COVID-19 hastalığına neden olan SARS-Cov-2 koronavirüs durumunda, ölüm oranı çok daha düşüktür (yaklaşık% 2-3), ancak en tehlikeli olanı, hastalığın yayılma kolaylığı ve hastaların hastalığın erken bir aşamasında bulaşmadıklarında enfekte olmalarıdır. Hala semptomlar var (ve bunlar genellikle enfeksiyondan 5 gün sonra ortaya çıkıyor). Son araştırmalar, bir hastanın ortalama 2,2 kişiye bulaştığını göstermektedir. Bu sayı düşene kadar salgın muhtemelen yayılmaya devam edecek.
Suşlar arasındaki farklar
Dr. Leeds Tıbbi Araştırma Enstitüsü ve Mikrobiyoloji Derneği'nden Stephen Griffin, virüsün tür bariyerini geçtikten sonra yeni konağa daha iyi uyum sağlamak için mutasyona uğrayabilmesi şaşırtıcı değil.
Araştırmacıya göre, "S" ve "L" türleri arasındaki iki fark, zarfta enfeksiyon sürecinde anahtar rol oynayan "başak proteini" adı verilen önemli bir proteinle ilgilidir. Daha da kötüsü, proteinin geliştirilmekte olan aşılardan etkilenmesi gerekiyordu.
Xialou Tango'nun ekibinin son raporlarına göre, koronavirüsün "S" türü daha erken ve daha az agresifken, "L" türü daha tehlikeli, daha hızlı yayılıyor ve muhtemelen tüm enfeksiyonların% 70'inden sorumlu. Bunun için henüz kesin bir kanıt yok, bu yüzden dikkatli olun. Exeter Tıp Fakültesi'nden Dr. Bharat Pankhania, mutasyonun RNA virüslerinde çok yaygın olan bir replikasyon hatasından kaynaklanabileceğini söylüyor. Bu pozisyon aynı zamanda "S" ve "L" tipleri arasındaki farkın şimdiye kadar çok küçük olduğunu ve şu ana kadar ayrı suşlardan söz edemeyeceğimizi veya birinin diğerinden daha tehlikeli olduğunu vurgulayan DSÖ yetkilileri tarafından da ele alınmıştır.
Amerikalı bir hasta üzerinde yapılan araştırmalar, bir kişinin virüsün her iki suşuyla da enfekte olabileceğini gösterdi - bunlardan biri ile enfeksiyon diğerine kalıcı bağışıklık sağlamaz.
#TotalAntiCoronavirus
Koronavirüs aşısı ne olacak?
Şu anda dünyanın dört bir yanındaki araştırma enstitüleri ve ilaç şirketleri tarafından geliştirilmekte olan koronavirüs aşısı, yeni bir genetik yönteme dayanıyor. Koronavirüs proteinlerini kodlayan DNA'dan izole edilmiş genetik materyal olan mRNA içerir. Vücuda enjekte edildikten sonra, bağışıklık sisteminin hücreleri mRNA'ları işler ve kendi proteinlerini, bir bağışıklık tepkisi oluşturabilecek ve enfeksiyonu çok daha hafif hale getirebilecek şekilde üretmeye başlar.
Virolog Profesör Jonathan Ball, bilim insanlarının koronavirüs için prototip aşıların geliştirilip geliştirilmediğinden emin olmadıklarını vurguluyor. Belki de virüsler arasındaki mutasyonlar, proteinlerin nasıl kodlandığını etkilemez. Ancak, öğrenmek için daha fazla araştırmaya ihtiyaç vardır.

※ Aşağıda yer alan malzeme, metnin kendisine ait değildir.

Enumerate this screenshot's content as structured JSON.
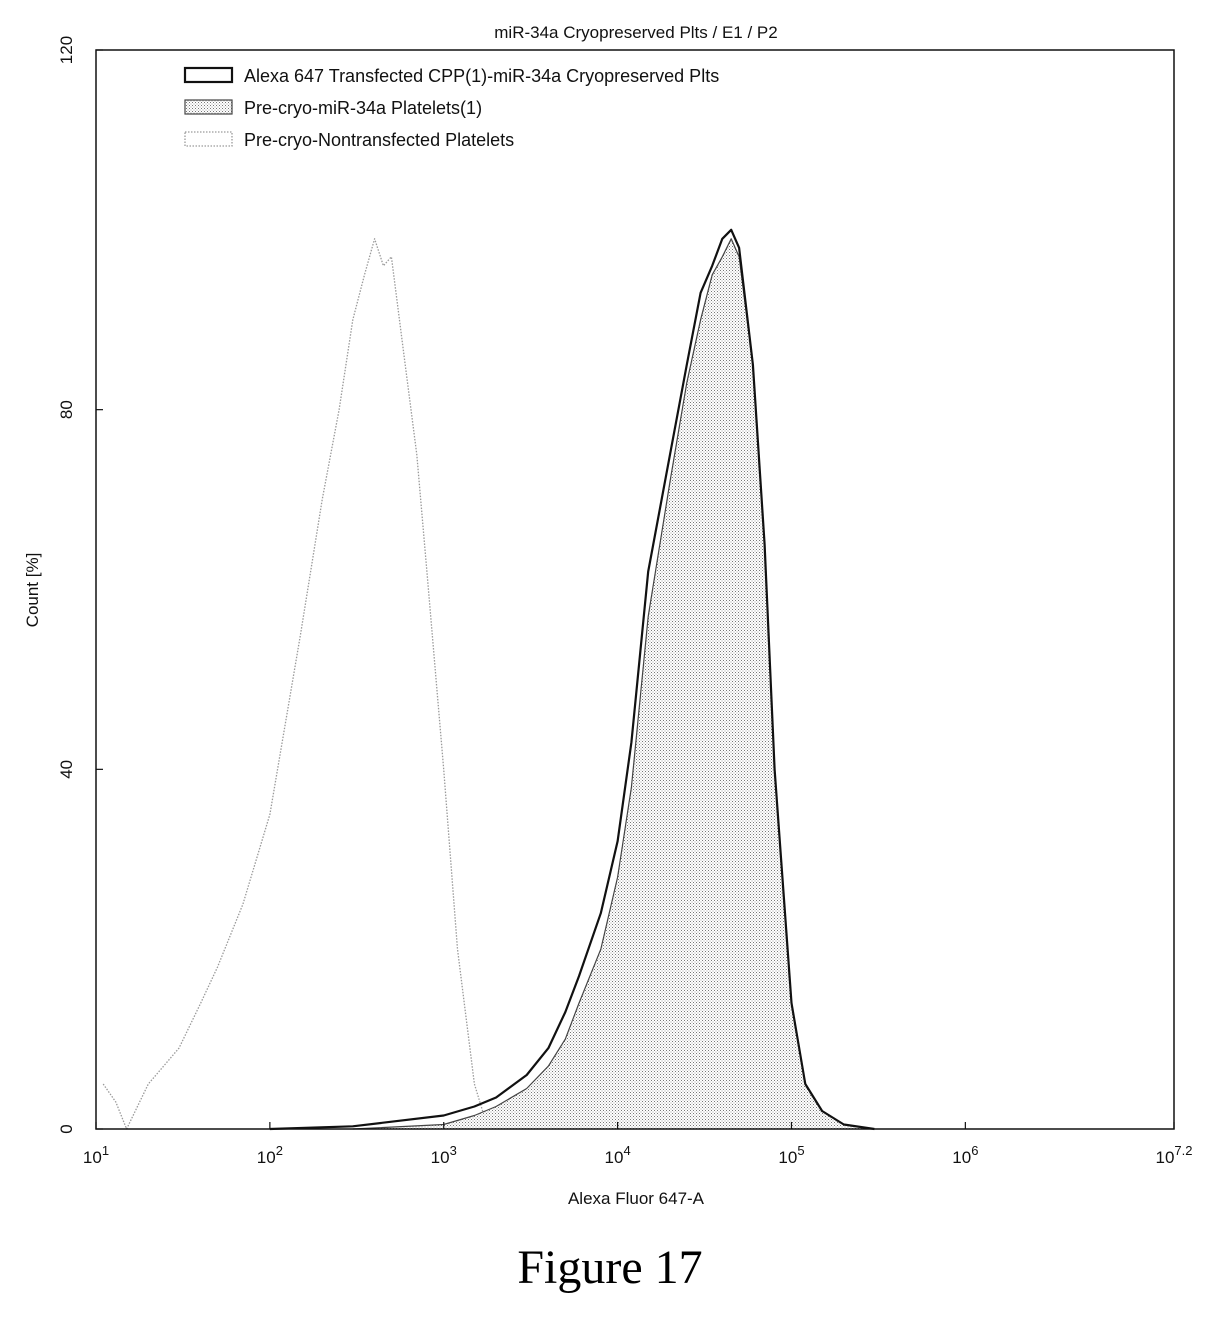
{
  "chart_data": {
    "type": "area",
    "title": "miR-34a Cryopreserved Plts / E1 / P2",
    "xlabel": "Alexa Fluor 647-A",
    "ylabel": "Count [%]",
    "xscale": "log",
    "xlim": [
      10,
      15848932
    ],
    "ylim": [
      0,
      120
    ],
    "x_ticks": [
      {
        "value": 10,
        "base": "10",
        "exp": "1"
      },
      {
        "value": 100,
        "base": "10",
        "exp": "2"
      },
      {
        "value": 1000,
        "base": "10",
        "exp": "3"
      },
      {
        "value": 10000,
        "base": "10",
        "exp": "4"
      },
      {
        "value": 100000,
        "base": "10",
        "exp": "5"
      },
      {
        "value": 1000000,
        "base": "10",
        "exp": "6"
      },
      {
        "value": 15848932,
        "base": "10",
        "exp": "7.2"
      }
    ],
    "y_ticks": [
      {
        "value": 0,
        "label": "0"
      },
      {
        "value": 40,
        "label": "40"
      },
      {
        "value": 80,
        "label": "80"
      },
      {
        "value": 120,
        "label": "120"
      }
    ],
    "grid": false,
    "legend_position": "top-left",
    "series": [
      {
        "name": "Alexa 647 Transfected CPP(1)-miR-34a Cryopreserved Plts",
        "color": "#111111",
        "fill": "none",
        "style": "solid-thick",
        "x": [
          100,
          300,
          1000,
          1500,
          2000,
          3000,
          4000,
          5000,
          6000,
          8000,
          10000,
          12000,
          15000,
          20000,
          25000,
          30000,
          35000,
          40000,
          45000,
          50000,
          60000,
          70000,
          80000,
          100000,
          120000,
          150000,
          200000,
          300000
        ],
        "y": [
          0,
          0.3,
          1.5,
          2.5,
          3.5,
          6,
          9,
          13,
          17,
          24,
          32,
          43,
          62,
          75,
          85,
          93,
          96,
          99,
          100,
          98,
          85,
          65,
          40,
          14,
          5,
          2,
          0.5,
          0
        ]
      },
      {
        "name": "Pre-cryo-miR-34a Platelets(1)",
        "color": "#444444",
        "fill": "stipple",
        "style": "solid-thin",
        "x": [
          300,
          1000,
          1500,
          2000,
          3000,
          4000,
          5000,
          6000,
          8000,
          10000,
          12000,
          15000,
          20000,
          25000,
          30000,
          35000,
          40000,
          45000,
          50000,
          60000,
          70000,
          80000,
          100000,
          120000,
          150000,
          200000,
          300000
        ],
        "y": [
          0,
          0.5,
          1.5,
          2.5,
          4.5,
          7,
          10,
          14,
          20,
          28,
          38,
          57,
          72,
          83,
          90,
          95,
          97,
          99,
          97,
          85,
          65,
          40,
          14,
          5,
          2,
          0.5,
          0
        ]
      },
      {
        "name": "Pre-cryo-Nontransfected Platelets",
        "color": "#9a9a9a",
        "fill": "none",
        "style": "dotted",
        "x": [
          11,
          13,
          15,
          20,
          30,
          40,
          50,
          70,
          100,
          150,
          200,
          250,
          300,
          350,
          400,
          450,
          500,
          600,
          700,
          800,
          1000,
          1200,
          1500,
          1800
        ],
        "y": [
          5,
          3,
          0,
          5,
          9,
          14,
          18,
          25,
          35,
          55,
          70,
          80,
          90,
          95,
          99,
          96,
          97,
          85,
          75,
          62,
          40,
          20,
          5,
          0
        ]
      }
    ]
  },
  "caption": "Figure 17"
}
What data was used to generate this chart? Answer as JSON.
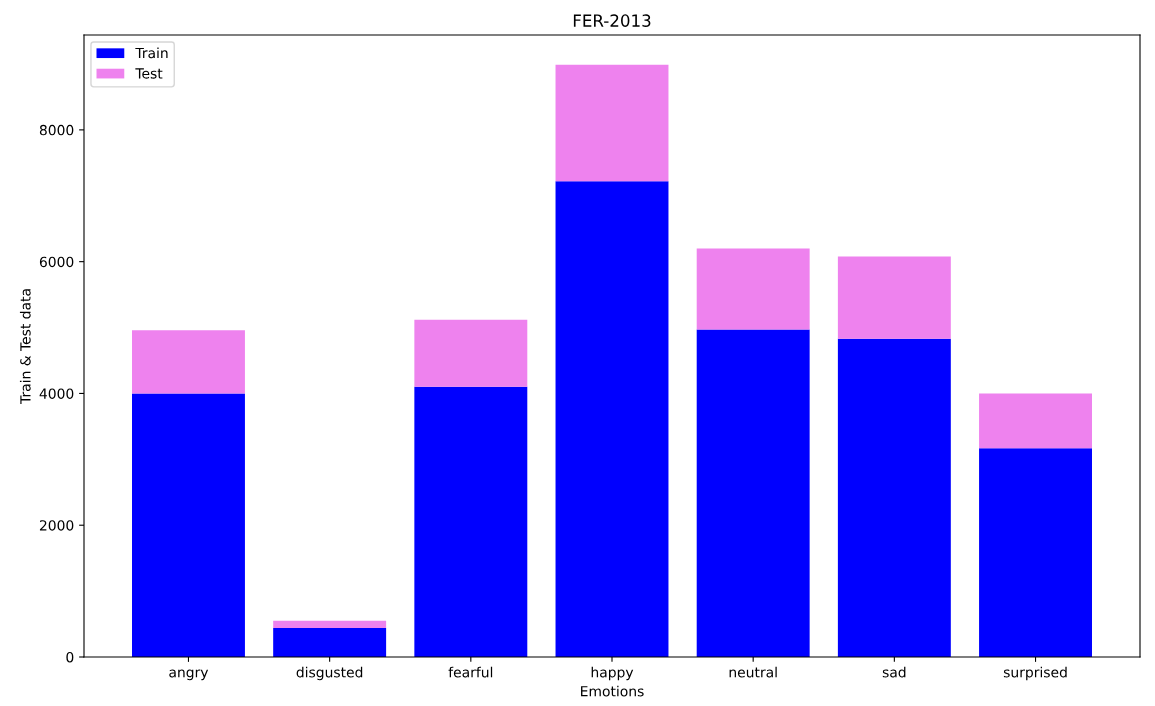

Amerikan biyoteknoloji şirketi Moderna tarafından sadece 6 hafta içinde geliştirilen ilk aşı, muhtemelen Nisan ayının sonunda Faz I klinik denemelerine (insanlarda) gidecek. Her şey başarılı olursa, yaklaşık 18 ay içinde halka açık olmalıdır.
Polonya'da Coronavirus - raporWeb sitemizi reklam göstererek geliştiriyoruz.
Reklamları engelleyerek değerli içerik oluşturmamıza izin vermiyorsunuz.
AdBlock'u devre dışı bırakın ve sayfayı yenileyin.